I think that is the key that many Nanny state advocates don’t get, just because it’s in the cartoon doesn’t mean that children are going to run out and engage in the activity. On those same Tom and Jerry cartoons they would regularly smack each other in the face with hammers, set each other on fire or swing axes at each other’s heads. In my childhood I had more access to hammers, axes and matches than cigarettes and luckily for me and my playmates, I never reenacted any of those Tom and Jerry antics.
So what makes regulators so sure I was going to fall all over my 10-year-old self for a package of Lucky Strikes? I think pressure from non-cartoon peers is what encourages detrimental activities like smoking not some wacky, no-luck cat who occasionally lights one up.

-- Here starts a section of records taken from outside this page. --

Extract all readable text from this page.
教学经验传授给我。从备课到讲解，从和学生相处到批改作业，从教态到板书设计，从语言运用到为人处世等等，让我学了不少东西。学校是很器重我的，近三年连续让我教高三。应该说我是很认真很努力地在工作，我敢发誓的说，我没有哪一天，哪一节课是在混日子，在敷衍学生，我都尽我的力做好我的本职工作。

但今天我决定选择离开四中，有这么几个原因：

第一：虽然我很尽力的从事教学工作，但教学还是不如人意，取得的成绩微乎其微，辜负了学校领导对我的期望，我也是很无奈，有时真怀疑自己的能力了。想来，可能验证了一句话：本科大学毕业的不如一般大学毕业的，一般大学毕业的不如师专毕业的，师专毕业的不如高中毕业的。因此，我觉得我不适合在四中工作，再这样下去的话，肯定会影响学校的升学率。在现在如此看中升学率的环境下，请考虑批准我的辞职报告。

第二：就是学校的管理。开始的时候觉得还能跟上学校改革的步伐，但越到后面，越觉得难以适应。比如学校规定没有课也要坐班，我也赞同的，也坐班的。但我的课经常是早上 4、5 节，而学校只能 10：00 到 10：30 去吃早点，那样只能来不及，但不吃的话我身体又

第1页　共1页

Why is it then that Tom and Jerry have to cut the smoking and not the violence? Why do censors see smoking as the biggest danger to protect us and not violence? To preface, I don’t believe in censoring any of Tom and Jerry, but I do believe parents should pay attention and choose what their children take in whether it is television or any other stimulus. As stimuli go, the violence camp seems to have blood above its door every time the censors come looking for some societal ill from which to protect us.
Violence is deemed acceptable in every show from the now non-smoking Tom and Jerry to the latest network drama. While I’m not a proponent of censoring television violence, I sure worry more about being shot or robbed than having people come into my house, undress and make out. If I’m forced to be the nation’s nanny I’d rather they see butts and boobies than people inflict bodily harm on one another with no consequence.
I do hope that the over protectionism of the U.K.’s stinky old nanny is a wake-up call to the voters of this country to make sure our nanny stays small and young and keeps driving her red car, making out with her boyfriend and leaving us alone.